BeeCSI-Microbiome / R_analyses

1 stars 0 forks source link

Update initial_processing.R #21

Closed Kurtj-hub closed 2 years ago

Kurtj-hub commented 2 years ago

Attempted Speed-up for the clade count procedure.

Rough Comparison on my system (No specific benchmarking for the Oxy dataset) old - 1-2 minutes. new - 2-3 seconds.

Output file slightly changed can be re-modified if required.

LLansing commented 2 years ago

Tested with var_2021. Got this warning upon calculate_clade_counts() call:

Warning message: In CheckNameReservedWord(name, check) : Name 'root' is a reserved word as defined in NODE_RESERVED_NAMES_CONST. Using 'root2' instead.

I compared the results of calculate_clade_counts() using the old and the updated versions. I believe the numbers are identical in across the tables, which is great. However, I see some odd naming results and a few other issues (all of the following is in regards to raw_clade output, raw_taxon seems identical):

image

Great work on the optimization! The values seem to be correct and the speed is incredibly quick. All that remains seems to be some formatting and edge cases. I suggest testing with a few other datasets (available from the DB access app) and comparing the outputs of the old and new calculate_clade_counts. Additionally, it's probably good to run some of the subsequent analyses using the clade table (e.g. ANCOM) to check if they're still working.

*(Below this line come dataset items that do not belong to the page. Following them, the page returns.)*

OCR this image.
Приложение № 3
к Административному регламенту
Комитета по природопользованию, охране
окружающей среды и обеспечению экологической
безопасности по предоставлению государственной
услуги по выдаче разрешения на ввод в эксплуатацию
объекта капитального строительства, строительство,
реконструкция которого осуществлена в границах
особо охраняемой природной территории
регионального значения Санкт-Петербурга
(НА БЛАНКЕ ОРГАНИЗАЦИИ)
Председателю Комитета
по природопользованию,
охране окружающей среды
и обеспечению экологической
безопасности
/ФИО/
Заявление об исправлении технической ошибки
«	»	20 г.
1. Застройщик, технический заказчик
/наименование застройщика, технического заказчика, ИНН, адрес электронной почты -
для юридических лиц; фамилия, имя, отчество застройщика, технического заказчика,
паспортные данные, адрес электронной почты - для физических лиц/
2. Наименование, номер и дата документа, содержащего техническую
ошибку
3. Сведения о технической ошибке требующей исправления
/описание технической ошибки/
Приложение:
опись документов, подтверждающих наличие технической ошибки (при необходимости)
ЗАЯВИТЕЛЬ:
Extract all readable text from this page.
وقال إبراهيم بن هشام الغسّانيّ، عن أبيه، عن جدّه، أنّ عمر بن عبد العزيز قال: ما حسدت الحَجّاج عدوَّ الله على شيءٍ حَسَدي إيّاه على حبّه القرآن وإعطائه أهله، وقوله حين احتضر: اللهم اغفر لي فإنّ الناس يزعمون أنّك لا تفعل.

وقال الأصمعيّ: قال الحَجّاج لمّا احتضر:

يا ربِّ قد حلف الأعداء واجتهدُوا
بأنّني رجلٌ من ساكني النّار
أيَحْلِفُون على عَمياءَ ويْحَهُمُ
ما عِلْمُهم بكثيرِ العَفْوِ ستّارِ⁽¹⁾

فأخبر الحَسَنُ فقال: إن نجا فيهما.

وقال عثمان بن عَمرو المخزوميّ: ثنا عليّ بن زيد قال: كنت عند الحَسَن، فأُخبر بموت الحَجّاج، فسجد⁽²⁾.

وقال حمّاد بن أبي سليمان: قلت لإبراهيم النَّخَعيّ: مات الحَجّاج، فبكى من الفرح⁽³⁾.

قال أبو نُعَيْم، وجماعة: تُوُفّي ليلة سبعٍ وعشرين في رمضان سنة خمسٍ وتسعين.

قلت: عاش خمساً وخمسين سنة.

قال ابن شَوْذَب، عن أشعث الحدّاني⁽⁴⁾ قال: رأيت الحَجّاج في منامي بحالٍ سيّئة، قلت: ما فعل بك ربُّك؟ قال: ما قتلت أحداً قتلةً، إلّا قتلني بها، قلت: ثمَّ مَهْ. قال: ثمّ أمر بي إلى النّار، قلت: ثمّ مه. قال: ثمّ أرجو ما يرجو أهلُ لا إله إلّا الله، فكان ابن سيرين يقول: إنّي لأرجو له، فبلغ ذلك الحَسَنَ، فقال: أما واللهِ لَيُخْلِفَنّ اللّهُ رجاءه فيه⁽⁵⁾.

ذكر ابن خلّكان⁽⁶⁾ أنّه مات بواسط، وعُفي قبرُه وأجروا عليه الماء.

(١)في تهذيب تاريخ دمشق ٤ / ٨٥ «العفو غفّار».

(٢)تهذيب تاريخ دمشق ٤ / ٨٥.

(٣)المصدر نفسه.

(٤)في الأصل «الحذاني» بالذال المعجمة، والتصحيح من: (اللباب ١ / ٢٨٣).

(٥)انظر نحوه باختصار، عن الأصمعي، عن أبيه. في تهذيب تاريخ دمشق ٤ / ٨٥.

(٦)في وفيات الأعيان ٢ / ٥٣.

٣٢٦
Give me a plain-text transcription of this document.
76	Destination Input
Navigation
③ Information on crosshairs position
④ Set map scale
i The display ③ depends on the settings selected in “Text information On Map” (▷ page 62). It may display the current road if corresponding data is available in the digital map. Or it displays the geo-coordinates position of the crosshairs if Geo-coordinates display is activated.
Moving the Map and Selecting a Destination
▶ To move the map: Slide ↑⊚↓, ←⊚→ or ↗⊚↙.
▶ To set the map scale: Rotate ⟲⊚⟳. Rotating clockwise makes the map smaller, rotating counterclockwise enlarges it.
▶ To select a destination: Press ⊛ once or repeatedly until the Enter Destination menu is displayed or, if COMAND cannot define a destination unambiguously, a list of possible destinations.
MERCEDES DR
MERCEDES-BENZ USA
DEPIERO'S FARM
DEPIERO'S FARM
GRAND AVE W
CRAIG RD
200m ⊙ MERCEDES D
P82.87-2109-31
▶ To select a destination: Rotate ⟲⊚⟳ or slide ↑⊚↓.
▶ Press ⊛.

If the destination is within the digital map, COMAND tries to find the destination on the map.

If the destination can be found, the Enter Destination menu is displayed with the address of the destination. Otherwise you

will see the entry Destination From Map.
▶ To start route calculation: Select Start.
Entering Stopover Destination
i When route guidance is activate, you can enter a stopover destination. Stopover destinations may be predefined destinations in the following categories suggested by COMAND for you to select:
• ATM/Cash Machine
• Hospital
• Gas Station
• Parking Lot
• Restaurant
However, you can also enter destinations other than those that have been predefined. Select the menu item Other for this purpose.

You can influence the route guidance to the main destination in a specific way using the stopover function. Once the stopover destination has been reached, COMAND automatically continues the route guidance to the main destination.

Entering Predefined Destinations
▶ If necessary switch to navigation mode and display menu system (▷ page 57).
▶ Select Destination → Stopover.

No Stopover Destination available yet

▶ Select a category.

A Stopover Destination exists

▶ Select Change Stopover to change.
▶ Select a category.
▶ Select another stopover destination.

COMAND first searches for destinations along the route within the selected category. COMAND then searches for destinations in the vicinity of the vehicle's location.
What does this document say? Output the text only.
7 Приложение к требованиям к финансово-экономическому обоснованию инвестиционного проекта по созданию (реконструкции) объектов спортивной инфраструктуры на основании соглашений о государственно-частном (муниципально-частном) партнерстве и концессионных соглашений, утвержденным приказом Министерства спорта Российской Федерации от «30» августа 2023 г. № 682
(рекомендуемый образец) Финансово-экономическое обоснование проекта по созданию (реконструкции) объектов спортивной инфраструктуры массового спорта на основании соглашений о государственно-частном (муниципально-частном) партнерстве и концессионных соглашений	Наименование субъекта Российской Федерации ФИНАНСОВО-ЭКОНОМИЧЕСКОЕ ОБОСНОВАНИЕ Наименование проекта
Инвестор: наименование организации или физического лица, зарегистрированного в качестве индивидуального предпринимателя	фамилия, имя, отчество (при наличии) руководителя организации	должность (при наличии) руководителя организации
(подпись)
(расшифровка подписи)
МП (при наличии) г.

I will be gone for August so feel free to merge an update once you find the issues are addressed

Kurtj-hub commented 2 years ago

Awesome thanks @LLansing for getting this done before your break.

I appreciate the feedback I was uncertain about the relevance of the other columns as I thought they were mostly just artifacts. I will make the changes ASAP, and I hope you enjoy your break.